Israele tempesta la Siria con 480 raid in 48 ore: perché?

Assieme a Turchia e Stati Uniti, Israele è l’attore geopolitico più soddisfatto della caduta del regime di Assad. Per un motivo strategico principale: il governo precedente era una marionetta dell’Iran – oltre che della Russia – e per conto di Teheran proteggeva e garantiva il passaggio di rifornimenti e armi verso Hezbollah e Hamas. Con lo sconvolgimento dell’8 dicembre, la potenza della Repubblica Islamica – grande nemico giurato dello Stato ebraico – si è sensibilmente ridimensionata. E ora Tel Aviv pensa di chiudere i conti contro i suoi avversari nella Striscia di Gaza, in Libano, in Yemen e nella stessa Siria. Il tutto entro l’insediamento di Donald Trump alla Casa Bianca, come garantito dal premier israeliano Benjamin Netanyahu.

Un programma in pieno svolgimento, che passa inevitabilmente da un inasprimento del conflitto in Medio Oriente. Ora Israele teme che la Siria si trasformi in un’ennesima minaccia, con alla guida altri islamisti coi quali fronteggiarsi in un prossimo futuro, e gioca d’anticipo. Con una maxi operazione aerea, chiamata “Fionda di Bashan” (territorio citato nella Bibbia e corrispondente a parte dell’attuale Siria, ndr), ha distrutto “l’80% delle capacità militari siriane”, inclusi navi, aerei, missili, siti di produzione e depositi di armi. I dati parlano di almeno 480 raid nel giro di 48 ore, dopo l’autorizzazione da parte di Netanyahu di bombardare ogni strumentazione militare abbandonata dai governativi di Assad, e che sarebbe potuta finire nelle mani dei jihadisti.

L’obiettivo israeliano è simile a quello perseguito in Libano: creare una zona cuscinetto demilitarizzata, oltre la Linea Alpha di confine, ma “senza una presenza israeliana permanente”, ha assicurato il ministro degli Esteri Israel Katz. Un’operazione che al presidente turco Recep Tayyip Erdogan, che ha sostenuto l’avanzata dei ribelli dell’Hts fino a Damasco, appare una vera e propria “aggressione” più che una manovra difensiva, che minaccia ancora una volta la stabilità della Siria. Se il nuovo regime “permetterà all’Iran di tornare a stabilirsi o permetterà il trasferimento di armi a Hezbollah, risponderemo con forza e gli faremo pagare un prezzo pesante”, ha avvertito dal canto suo Netanyahu. “Siamo intenzionati a fare tutto il necessario per garantire la nostra sicurezza”, ha ribadito, spiegando di aver schierato 350 caccia che hanno colpito Damasco, Homs, Tartus, Latakia e Palmira. La Marina israeliana avrebbe inoltre distrutto gran parte della flotta militare che fu di Assad, mentre secondo l’Osservatorio siriano per i diritti umani un numero imprecisato di soldati lealisti sarebbero morti nei raid aerei sulle basi militari in cui si erano rifugiati in attesa di poter fuggire. Secondo Netanyahu, l’operazione Fionda di Bashan “è simile a ciò che fece la Royal Air Force britannica quando bombardò la Marina del regime di Vichy che collaborava con i nazisti, per impedire che finisse proprio nelle mani dei tedeschi”.

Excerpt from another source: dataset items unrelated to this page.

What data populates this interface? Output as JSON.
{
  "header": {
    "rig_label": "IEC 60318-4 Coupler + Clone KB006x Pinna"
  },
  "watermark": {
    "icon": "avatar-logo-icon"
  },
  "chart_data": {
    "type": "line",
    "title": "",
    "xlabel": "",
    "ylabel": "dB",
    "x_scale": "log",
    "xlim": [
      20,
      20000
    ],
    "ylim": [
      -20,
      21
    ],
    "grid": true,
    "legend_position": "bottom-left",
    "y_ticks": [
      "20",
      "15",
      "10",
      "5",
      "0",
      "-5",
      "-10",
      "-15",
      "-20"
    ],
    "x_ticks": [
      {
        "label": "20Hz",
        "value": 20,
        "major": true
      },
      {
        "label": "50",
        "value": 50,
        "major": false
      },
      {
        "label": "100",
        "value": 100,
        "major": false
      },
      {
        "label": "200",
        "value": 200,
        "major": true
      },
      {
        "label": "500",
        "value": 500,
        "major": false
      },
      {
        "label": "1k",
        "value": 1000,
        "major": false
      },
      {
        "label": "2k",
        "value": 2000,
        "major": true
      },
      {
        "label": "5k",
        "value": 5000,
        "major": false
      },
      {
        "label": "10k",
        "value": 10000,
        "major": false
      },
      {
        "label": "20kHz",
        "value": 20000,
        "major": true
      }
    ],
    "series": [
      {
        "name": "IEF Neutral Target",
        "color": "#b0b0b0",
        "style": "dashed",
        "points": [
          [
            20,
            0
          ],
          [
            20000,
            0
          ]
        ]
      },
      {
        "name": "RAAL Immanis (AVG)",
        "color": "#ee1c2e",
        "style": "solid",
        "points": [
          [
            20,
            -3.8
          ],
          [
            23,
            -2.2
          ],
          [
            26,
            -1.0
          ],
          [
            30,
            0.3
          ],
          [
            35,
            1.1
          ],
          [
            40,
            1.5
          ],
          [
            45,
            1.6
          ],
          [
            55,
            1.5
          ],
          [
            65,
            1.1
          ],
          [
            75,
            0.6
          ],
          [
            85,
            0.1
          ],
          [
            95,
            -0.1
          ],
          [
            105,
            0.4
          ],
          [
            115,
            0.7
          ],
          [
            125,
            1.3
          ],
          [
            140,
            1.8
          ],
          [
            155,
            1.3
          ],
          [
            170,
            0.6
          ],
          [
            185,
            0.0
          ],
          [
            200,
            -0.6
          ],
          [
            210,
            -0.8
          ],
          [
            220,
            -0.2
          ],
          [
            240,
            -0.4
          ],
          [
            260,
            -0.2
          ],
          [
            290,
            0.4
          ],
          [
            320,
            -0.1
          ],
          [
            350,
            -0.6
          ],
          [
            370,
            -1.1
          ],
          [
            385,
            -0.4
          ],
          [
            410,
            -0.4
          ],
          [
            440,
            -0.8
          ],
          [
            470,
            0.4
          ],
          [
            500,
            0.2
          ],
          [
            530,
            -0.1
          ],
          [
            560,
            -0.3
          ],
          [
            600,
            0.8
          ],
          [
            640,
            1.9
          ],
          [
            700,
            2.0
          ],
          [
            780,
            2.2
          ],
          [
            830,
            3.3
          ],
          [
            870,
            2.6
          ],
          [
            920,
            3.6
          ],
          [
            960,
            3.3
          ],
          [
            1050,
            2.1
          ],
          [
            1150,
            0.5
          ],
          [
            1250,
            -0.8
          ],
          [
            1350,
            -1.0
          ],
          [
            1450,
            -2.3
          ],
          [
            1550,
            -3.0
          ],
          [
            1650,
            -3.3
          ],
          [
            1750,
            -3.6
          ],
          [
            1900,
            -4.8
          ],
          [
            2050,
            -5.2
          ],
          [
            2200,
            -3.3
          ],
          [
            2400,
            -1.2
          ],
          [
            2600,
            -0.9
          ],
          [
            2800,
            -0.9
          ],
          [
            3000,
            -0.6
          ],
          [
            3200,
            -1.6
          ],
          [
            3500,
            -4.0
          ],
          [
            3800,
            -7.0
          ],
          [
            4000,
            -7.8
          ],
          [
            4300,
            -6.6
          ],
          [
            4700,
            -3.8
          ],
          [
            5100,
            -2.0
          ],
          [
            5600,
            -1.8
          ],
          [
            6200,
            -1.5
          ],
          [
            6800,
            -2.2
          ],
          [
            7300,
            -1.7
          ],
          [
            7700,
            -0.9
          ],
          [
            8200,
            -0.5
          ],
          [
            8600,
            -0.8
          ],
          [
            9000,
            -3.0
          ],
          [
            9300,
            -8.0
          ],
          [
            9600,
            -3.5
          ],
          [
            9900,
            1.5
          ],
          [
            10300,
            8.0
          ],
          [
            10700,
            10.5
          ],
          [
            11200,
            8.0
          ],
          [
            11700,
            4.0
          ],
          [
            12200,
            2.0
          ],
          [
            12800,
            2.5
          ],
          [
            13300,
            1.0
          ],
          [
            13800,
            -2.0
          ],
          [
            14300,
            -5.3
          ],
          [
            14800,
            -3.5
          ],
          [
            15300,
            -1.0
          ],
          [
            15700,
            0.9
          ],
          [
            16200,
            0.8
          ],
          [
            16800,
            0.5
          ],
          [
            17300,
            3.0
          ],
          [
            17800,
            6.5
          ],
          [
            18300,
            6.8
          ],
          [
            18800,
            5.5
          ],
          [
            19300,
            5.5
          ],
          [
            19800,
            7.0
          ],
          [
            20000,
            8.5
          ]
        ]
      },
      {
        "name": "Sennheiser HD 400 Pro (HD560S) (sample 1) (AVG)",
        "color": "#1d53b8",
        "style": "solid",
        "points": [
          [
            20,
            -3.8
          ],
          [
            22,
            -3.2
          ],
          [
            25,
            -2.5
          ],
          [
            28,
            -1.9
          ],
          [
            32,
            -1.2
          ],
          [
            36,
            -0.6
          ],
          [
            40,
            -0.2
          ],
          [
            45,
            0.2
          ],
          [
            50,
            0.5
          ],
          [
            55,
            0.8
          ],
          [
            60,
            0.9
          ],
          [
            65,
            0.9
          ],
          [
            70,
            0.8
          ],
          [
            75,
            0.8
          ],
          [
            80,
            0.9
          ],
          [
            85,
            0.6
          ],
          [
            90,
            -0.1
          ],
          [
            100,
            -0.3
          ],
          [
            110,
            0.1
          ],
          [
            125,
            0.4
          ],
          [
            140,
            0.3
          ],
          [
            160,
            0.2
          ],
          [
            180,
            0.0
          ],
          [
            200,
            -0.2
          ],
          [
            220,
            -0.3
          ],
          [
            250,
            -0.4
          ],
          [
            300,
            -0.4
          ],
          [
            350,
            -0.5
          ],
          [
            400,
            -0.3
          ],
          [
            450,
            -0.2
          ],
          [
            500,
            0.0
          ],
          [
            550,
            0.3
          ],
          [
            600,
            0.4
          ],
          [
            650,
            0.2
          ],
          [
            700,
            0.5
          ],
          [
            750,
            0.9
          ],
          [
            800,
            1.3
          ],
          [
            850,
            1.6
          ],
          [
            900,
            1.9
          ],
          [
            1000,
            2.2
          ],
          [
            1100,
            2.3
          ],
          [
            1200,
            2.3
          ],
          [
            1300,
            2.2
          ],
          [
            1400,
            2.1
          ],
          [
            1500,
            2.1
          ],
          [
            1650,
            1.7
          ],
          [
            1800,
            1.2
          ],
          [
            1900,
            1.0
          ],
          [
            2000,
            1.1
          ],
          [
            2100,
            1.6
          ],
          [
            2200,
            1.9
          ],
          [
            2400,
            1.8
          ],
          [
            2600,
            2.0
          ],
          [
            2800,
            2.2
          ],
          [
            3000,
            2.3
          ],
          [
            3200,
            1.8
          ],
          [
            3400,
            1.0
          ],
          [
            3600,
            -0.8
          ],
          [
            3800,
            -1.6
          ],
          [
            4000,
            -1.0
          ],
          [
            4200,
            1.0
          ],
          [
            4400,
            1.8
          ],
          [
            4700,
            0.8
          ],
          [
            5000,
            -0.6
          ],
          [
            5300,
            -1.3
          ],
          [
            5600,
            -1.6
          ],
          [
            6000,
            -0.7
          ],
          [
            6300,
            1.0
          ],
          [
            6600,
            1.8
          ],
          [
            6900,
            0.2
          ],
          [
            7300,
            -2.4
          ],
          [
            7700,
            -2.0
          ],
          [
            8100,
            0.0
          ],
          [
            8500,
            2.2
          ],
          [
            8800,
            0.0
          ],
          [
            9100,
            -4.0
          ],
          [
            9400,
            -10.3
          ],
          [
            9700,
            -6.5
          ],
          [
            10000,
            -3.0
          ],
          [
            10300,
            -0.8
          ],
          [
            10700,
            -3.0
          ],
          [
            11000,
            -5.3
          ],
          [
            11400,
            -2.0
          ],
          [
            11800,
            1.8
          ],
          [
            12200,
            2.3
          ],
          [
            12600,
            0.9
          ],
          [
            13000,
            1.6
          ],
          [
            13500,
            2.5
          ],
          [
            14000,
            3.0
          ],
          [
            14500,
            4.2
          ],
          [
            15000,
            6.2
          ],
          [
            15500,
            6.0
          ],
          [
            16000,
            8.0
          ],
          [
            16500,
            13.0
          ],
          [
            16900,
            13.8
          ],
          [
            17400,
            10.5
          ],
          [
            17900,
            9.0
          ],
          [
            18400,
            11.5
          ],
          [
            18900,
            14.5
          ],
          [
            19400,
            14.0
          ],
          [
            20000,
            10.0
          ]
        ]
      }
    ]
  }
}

In Siria rispuntano le bandiere dell’Isis

Ben lungi dal voler stabilizzare la Siria, le potenze straniere hanno tutto da guadagnare dal caos interno. Divide et impera, si sarebbe detto qualche millennio fa. Come mostrano diversi video (verificati) da fonti sul terreno, a Latakia, lasciata in fretta e furia dalle forze russe, sono già rispuntate le bandiere nere dell’Isis. Miliziani sui carri armati hanno sfilato nella città, porto siriano non lontano dalla principale base aerea russa di Khmeimim, sventolando bandiere nere jihadiste con su scritto in bianco la professione di fede islamica.

Il gruppo jihadista dello Stato Islamico si è spinto anche oltre. Secondo l’Osservatorio siriano per i diritti umani, l’organizzazione terroristica ha giustiziato decine di soldati in fuga nel deserto centrale della provincia di Homs. Le esecuzioni sono avvenute mentre i combattenti dell’Isis erano in fuga durante la caduta del governo di Assad.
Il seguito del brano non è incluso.